To start we shared that "Grilled Sirloin Napoleon" and an order of the lobster won tons with a soy-sake glaze. The latter looked a bit like steamed dumplings, and their creamy interior tasted a bit like crab rangoon, but the main impact was: sweet, very sweet. Squiggles of a peppery sauce on each corner of the plate mitigated the sugar rush, but only slightly. The napoleon was an impressive tower — strips of blushing-pink steak, gobs of "smashed" potato, a hash of fried onions, mushrooms, all of it intertwined in a layered pastry shell — but after a few bites it killed my palate, those gobs of potato whitewashing everything else.

I went for the duck entrée. The breast meat, a fan of slices, was tender and flavorful. This was a very good dish, and the herbed grits on the side were a nice change of pace — though for the life of me I couldn't taste the advertised tamarind glaze. A slight sweetness, maybe, but that could have come from the browning of the crisp, umber skin.

My friend ordered a special: four small lamb chops heavily seasoned with black pepper and mustard. While a strong lamb flavor might have stood up to this, the chops had been grilled medium-well and were overpowered. (Our waiter hadn't asked how we wanted our entrées cooked; then again, we didn't pipe up.) It didn't help that the lamb was served with smashed potatoes.

We split what our waiter described as the restaurant's signature dessert. Essentially, it was an ice-cream sundae served in a martini glass. What made it distinctive were three green won ton wrappers twisted to look like Tootsie Rolls and filled with a key lime-flavored cream cheese. Strikingly imaginative, but too sweet. I don't think I can adequately describe how intensely sweet these Tootsie Roll things were. It's the kind of sweet you get from candy so cloying it hurts your teeth. I thought of those generic lollipops my pediatrician would give me at the end of a visit.
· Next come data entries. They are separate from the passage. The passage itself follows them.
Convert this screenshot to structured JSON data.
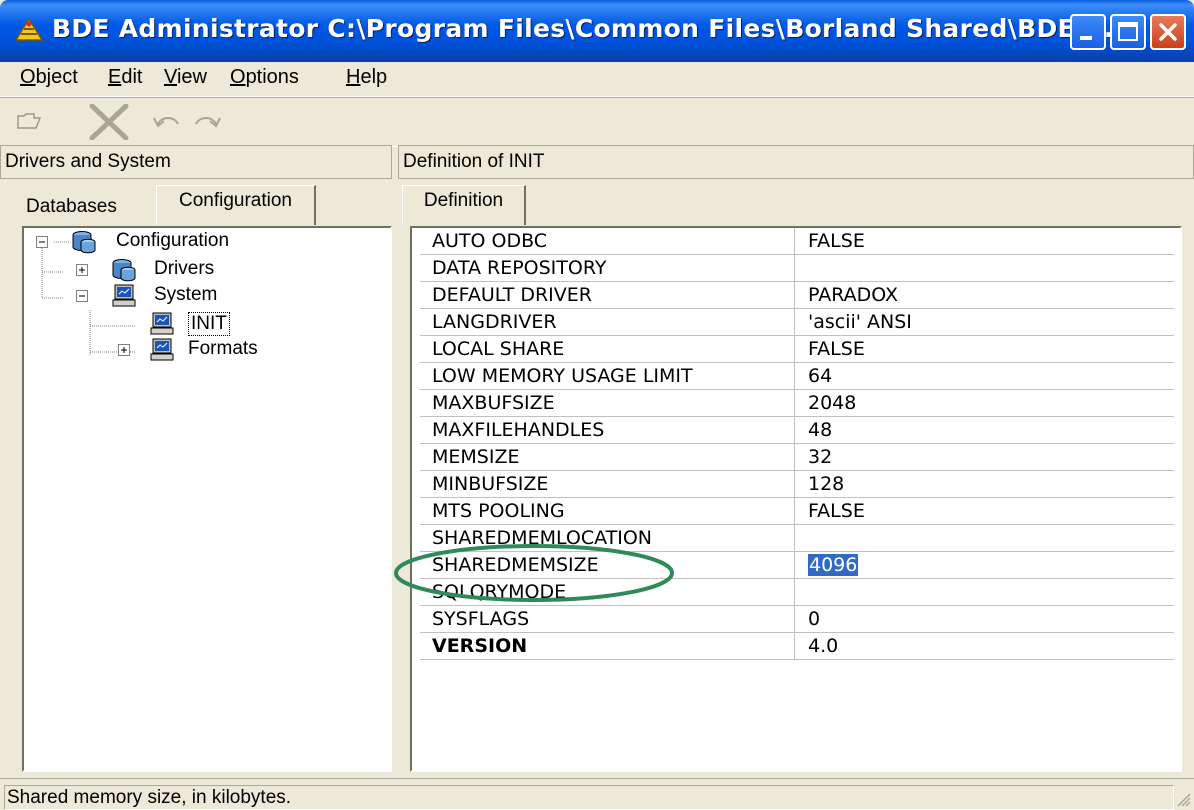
{
  "window": {
    "title": "BDE Administrator  C:\\Program Files\\Common Files\\Borland Shared\\BDE\\..."
  },
  "menu": [
    "Object",
    "Edit",
    "View",
    "Options",
    "Help"
  ],
  "left_panel": {
    "header": "Drivers and System",
    "tabs": [
      "Databases",
      "Configuration"
    ],
    "active_tab": "Configuration",
    "tree": [
      {
        "label": "Configuration",
        "expander": "minus",
        "icon": "database-icon"
      },
      {
        "label": "Drivers",
        "expander": "plus",
        "icon": "database-icon"
      },
      {
        "label": "System",
        "expander": "minus",
        "icon": "computer-icon"
      },
      {
        "label": "INIT",
        "expander": "",
        "icon": "computer-icon"
      },
      {
        "label": "Formats",
        "expander": "plus",
        "icon": "computer-icon"
      }
    ]
  },
  "right_panel": {
    "header": "Definition of INIT",
    "tab": "Definition",
    "rows": [
      {
        "name": "AUTO ODBC",
        "value": "FALSE"
      },
      {
        "name": "DATA REPOSITORY",
        "value": ""
      },
      {
        "name": "DEFAULT DRIVER",
        "value": "PARADOX"
      },
      {
        "name": "LANGDRIVER",
        "value": "'ascii' ANSI"
      },
      {
        "name": "LOCAL SHARE",
        "value": "FALSE"
      },
      {
        "name": "LOW MEMORY USAGE LIMIT",
        "value": "64"
      },
      {
        "name": "MAXBUFSIZE",
        "value": "2048"
      },
      {
        "name": "MAXFILEHANDLES",
        "value": "48"
      },
      {
        "name": "MEMSIZE",
        "value": "32"
      },
      {
        "name": "MINBUFSIZE",
        "value": "128"
      },
      {
        "name": "MTS POOLING",
        "value": "FALSE"
      },
      {
        "name": "SHAREDMEMLOCATION",
        "value": ""
      },
      {
        "name": "SHAREDMEMSIZE",
        "value": "4096"
      },
      {
        "name": "SQLQRYMODE",
        "value": ""
      },
      {
        "name": "SYSFLAGS",
        "value": "0"
      },
      {
        "name": "VERSION",
        "value": "4.0"
      }
    ]
  },
  "status": "Shared memory size, in kilobytes.",
  "colors": {
    "title_bar": "#0058e6",
    "highlight": "#316ac5",
    "annotation_oval": "#2e8b57"
  }
}
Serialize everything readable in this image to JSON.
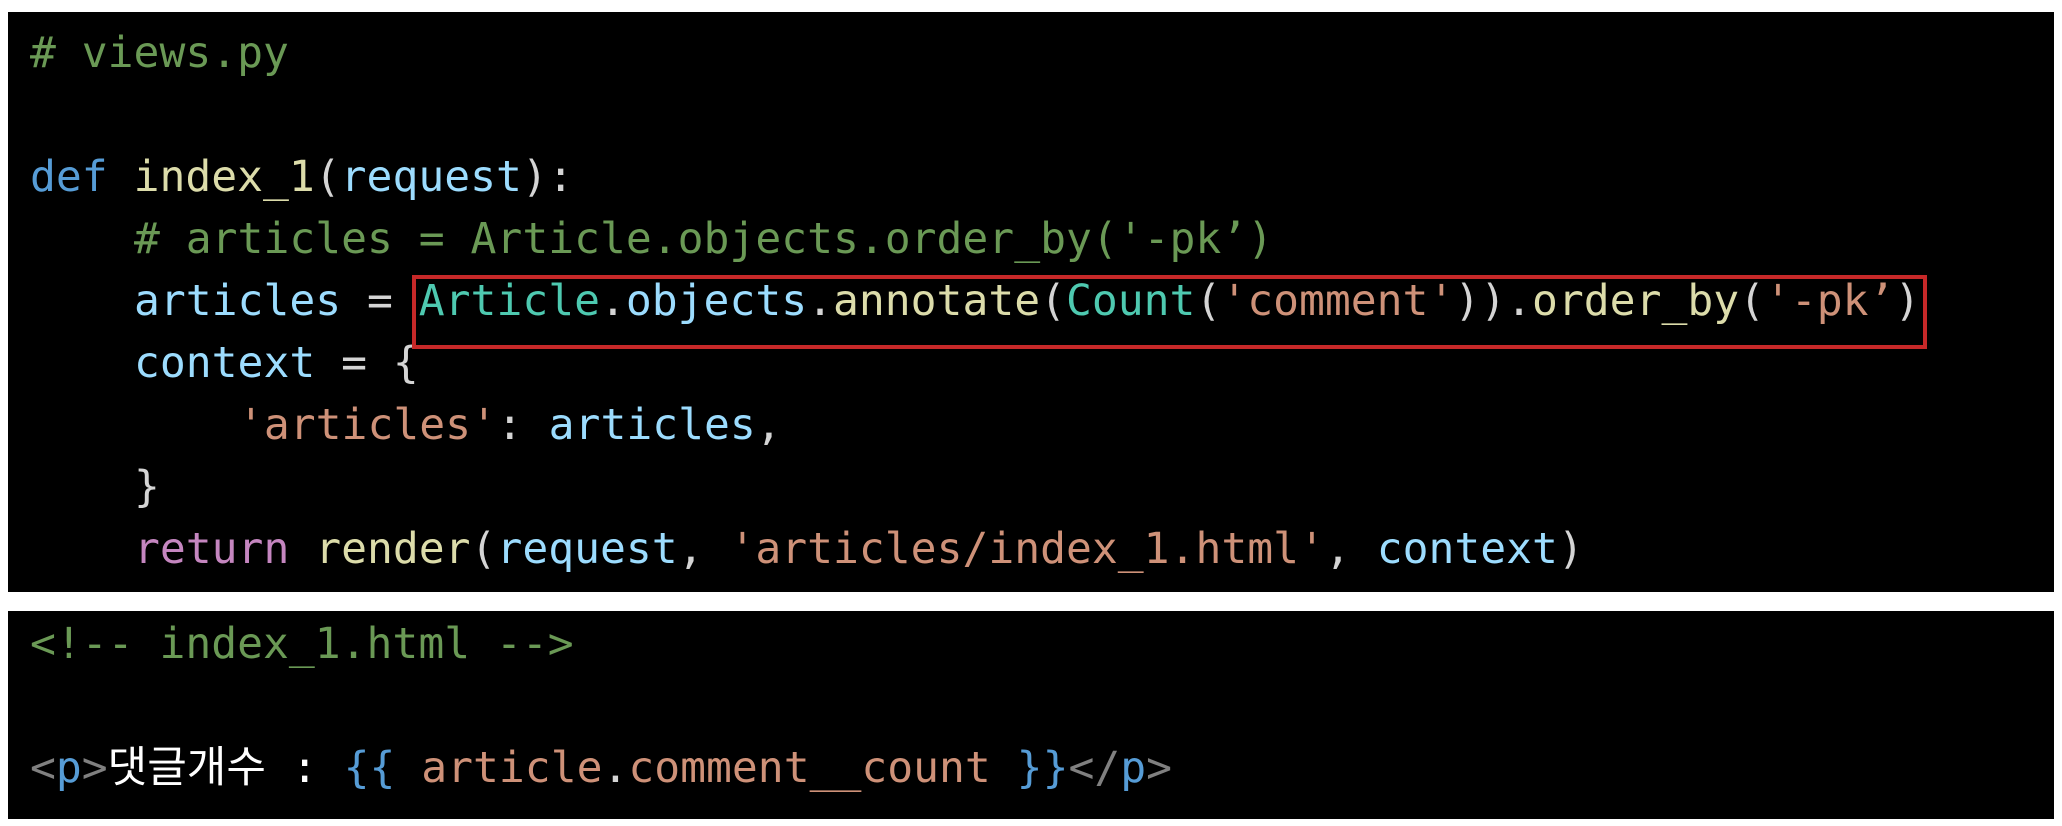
{
  "views_code": {
    "line1": {
      "comment": "# views.py"
    },
    "line3": {
      "kw": "def",
      "space": " ",
      "func": "index_1",
      "open": "(",
      "param": "request",
      "close": "):"
    },
    "line4": {
      "comment": "# articles = Article.objects.order_by('-pk’)"
    },
    "line5": {
      "var": "articles",
      "assign": " = ",
      "cls": "Article",
      "dot1": ".",
      "attr": "objects",
      "dot2": ".",
      "method1": "annotate",
      "open1": "(",
      "func2": "Count",
      "open2": "(",
      "str1": "'comment'",
      "close": ")).",
      "method2": "order_by",
      "open3": "(",
      "str2": "'-pk’",
      "close2": ")"
    },
    "line6": {
      "var": "context",
      "rest": " = {"
    },
    "line7": {
      "str": "'articles'",
      "colon": ": ",
      "var": "articles",
      "comma": ","
    },
    "line8": {
      "brace": "}"
    },
    "line9": {
      "kw": "return",
      "space": " ",
      "func": "render",
      "open": "(",
      "arg1": "request",
      "sep1": ", ",
      "arg2": "'articles/index_1.html'",
      "sep2": ", ",
      "arg3": "context",
      "close": ")"
    }
  },
  "template_code": {
    "line1": {
      "comment": "<!-- index_1.html -->"
    },
    "line3": {
      "lt1": "<",
      "tag1": "p",
      "gt1": ">",
      "text": "댓글개수 : ",
      "open": "{{ ",
      "var": "article",
      "dot": ".",
      "attr": "comment__count",
      "close": " }}",
      "lt2": "</",
      "tag2": "p",
      "gt2": ">"
    }
  },
  "highlight_color": "#c62828"
}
When I went back a few days later, the restaurant was busier and the kitchen seemed to be struggling to keep up. We waited a while for our appetizers and another while for our entrées. Our servers were friendly, dropping by often to top off our water and take drink orders from a wine list very modest in scope, size and price (the most expensive bottle is $30). Beer is available only in bottles, with the list dominated by macrobrews.

We began with an order of bruschetta strongly flavored with tapenade and also split an appetizer of small shrimp dry-rubbed with jerk seasoning, topped with a dab of a mango barbecue sauce and served on fried plantain slices. As with the duck's purported tamarind glaze, I couldn't taste much jerk seasoning on the shrimp, which made the dish more reminiscent of a shrimp cocktail, only served hot.

The entrées were better. Strip steak, a substantial fourteen-ounce cut cooked (at my request) on the rare side of medium-rare, bore lovely grill markings — black and deep — and while the steak itself wasn't an extraordinary cut, it was quite good. Pan-seared chicken was even better, the skin crisp, the meat tender and nearly as flavorful as a roasted bird.

The chicken was served with smashed potatoes. The steak was served with Gorgonzola smashed potatoes.

I rescind what I wrote before: There is a universal definition of comfort food, and it is smashed potatoes.